His robes rustled as he shrugged. “He has delivered the caliphate to me, as he promised. As you suggested he would. It is a Rahazeen sun that rises here now, and the Scholar-God may be properly worshiped in our temples. There will be an end to permissiveness, to iniquity, to the lax and indulgent ways that flourished under Uthman Fourteenth’s reforms. Asitaneh will be holy again.”

“I hear you, my lion. And yet?”

“And yet. We have been reliant upon the sorceries of a follower of the Carrion King to bring us here.”

She let him see her nod. “It doesn’t sit well.”

Thoughtfully, Mehmed said, “We have used him. Now we must be rid of him.”

Whatever Ümmühan felt, deep in her body, for al-Sepehr … she would not forget that it was at his command that fires had burned her city of Asitaneh.

She had regained control of her face. She knelt smoothly, rose up, turned, and bowed before the divan—a request. Gently, Mehmed took her hand and drew her to recline beside him. She caught his fingers between her palms and kissed them.

“It is done, however. It cannot be undone.” She waved to the window from which she had leaned, a moment before. “Not even by the powers of a heretical wizard.”

“Not a heretic,” he corrected, smiling faintly. “A heathen. A poet should know the difference.”

She inclined her head.
Indeed. A poet should.

“So we must go on from where we stand?

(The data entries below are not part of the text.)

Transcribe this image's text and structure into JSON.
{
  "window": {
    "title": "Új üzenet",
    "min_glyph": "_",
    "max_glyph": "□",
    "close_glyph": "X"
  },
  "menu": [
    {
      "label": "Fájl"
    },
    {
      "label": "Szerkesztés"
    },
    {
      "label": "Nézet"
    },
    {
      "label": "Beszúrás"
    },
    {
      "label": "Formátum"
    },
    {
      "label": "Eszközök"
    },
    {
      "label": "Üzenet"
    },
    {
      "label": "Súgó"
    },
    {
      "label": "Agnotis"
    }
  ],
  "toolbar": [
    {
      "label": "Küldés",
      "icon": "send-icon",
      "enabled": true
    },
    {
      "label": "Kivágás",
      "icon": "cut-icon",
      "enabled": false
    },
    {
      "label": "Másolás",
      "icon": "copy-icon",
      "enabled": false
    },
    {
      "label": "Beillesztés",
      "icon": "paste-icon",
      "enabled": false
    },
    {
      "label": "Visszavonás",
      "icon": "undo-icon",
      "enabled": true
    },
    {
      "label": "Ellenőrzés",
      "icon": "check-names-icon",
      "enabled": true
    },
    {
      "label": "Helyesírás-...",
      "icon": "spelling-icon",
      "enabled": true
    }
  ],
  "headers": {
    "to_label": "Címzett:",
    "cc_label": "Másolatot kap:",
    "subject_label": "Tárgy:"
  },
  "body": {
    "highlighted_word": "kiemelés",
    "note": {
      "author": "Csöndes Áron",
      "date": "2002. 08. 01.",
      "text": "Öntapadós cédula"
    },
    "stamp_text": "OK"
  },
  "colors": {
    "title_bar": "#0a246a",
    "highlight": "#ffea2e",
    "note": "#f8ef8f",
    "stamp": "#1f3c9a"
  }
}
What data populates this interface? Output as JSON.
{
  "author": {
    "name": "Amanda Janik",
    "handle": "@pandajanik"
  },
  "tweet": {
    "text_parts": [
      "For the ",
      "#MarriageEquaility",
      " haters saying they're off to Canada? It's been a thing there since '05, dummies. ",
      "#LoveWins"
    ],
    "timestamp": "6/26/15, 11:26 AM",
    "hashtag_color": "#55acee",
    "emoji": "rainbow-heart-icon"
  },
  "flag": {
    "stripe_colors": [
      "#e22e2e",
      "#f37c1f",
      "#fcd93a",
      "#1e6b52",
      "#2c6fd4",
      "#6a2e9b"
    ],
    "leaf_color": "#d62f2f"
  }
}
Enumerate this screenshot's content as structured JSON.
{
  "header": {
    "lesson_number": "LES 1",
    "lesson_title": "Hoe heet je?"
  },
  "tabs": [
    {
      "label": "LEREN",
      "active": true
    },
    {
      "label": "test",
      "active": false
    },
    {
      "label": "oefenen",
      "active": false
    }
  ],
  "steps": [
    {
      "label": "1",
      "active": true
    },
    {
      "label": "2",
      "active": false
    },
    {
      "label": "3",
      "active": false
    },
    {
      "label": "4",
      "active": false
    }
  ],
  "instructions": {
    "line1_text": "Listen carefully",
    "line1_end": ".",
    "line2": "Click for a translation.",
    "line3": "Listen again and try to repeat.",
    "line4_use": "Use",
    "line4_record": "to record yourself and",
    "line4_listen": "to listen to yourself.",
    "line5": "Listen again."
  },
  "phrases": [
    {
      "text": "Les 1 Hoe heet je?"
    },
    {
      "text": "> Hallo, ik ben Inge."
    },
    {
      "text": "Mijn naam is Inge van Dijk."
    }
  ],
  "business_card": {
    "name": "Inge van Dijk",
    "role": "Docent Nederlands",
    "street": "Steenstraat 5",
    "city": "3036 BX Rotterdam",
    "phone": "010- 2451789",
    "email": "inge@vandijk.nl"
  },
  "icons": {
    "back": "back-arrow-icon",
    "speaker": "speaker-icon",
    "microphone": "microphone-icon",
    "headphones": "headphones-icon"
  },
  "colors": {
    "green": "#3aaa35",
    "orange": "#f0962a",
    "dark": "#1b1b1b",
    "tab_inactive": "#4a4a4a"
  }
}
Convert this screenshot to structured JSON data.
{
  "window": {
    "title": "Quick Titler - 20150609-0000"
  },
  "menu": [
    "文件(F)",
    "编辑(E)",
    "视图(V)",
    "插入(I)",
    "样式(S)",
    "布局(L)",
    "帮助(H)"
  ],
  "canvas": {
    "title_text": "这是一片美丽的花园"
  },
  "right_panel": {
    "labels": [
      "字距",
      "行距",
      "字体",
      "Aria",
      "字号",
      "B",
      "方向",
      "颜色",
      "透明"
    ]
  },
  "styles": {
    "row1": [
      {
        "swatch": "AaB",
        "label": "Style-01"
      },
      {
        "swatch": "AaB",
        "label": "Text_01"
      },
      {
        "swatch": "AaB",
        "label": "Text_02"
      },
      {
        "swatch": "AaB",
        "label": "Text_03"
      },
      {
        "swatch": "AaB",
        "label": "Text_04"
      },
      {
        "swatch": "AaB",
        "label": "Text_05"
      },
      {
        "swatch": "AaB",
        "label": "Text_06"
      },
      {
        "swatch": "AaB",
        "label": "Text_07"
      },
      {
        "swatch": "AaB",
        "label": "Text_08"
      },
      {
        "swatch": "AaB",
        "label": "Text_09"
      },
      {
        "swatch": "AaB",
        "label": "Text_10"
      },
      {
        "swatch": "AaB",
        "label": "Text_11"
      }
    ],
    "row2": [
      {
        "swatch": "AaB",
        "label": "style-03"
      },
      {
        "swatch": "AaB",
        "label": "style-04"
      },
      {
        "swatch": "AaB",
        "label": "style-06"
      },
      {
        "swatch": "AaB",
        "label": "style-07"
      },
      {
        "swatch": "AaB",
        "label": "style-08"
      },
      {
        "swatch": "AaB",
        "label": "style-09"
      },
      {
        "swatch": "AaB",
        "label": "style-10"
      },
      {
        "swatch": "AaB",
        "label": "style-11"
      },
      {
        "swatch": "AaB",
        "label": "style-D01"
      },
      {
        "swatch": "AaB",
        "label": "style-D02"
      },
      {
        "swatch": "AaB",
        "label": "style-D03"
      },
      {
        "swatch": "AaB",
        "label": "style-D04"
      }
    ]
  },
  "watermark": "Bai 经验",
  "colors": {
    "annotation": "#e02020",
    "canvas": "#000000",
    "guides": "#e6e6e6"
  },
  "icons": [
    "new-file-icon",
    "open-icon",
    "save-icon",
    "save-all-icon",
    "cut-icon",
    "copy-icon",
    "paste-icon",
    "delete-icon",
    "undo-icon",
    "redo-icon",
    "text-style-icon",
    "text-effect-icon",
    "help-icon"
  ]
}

Is that your suggestion, my Ümmühan?” Her name—her most recent slave-name, to be more precise, though she had never had a free woman’s name—meant
Illiterate
. It was considered ill luck to brag too much of one’s talents, and so when her gift and skill became apparent, the master who had eventually sold her to Kara Mehmed had given her this name.

“It is as my lion says. We must build the Asitaneh and the caliphate we wish to leave to the sons of the future.”

She laid her cheek against her hand. But what she felt in her heart was a fire far colder than the one that had burned her city, and what she heard in her mind was the djinn’s long name, echoing and echoing again.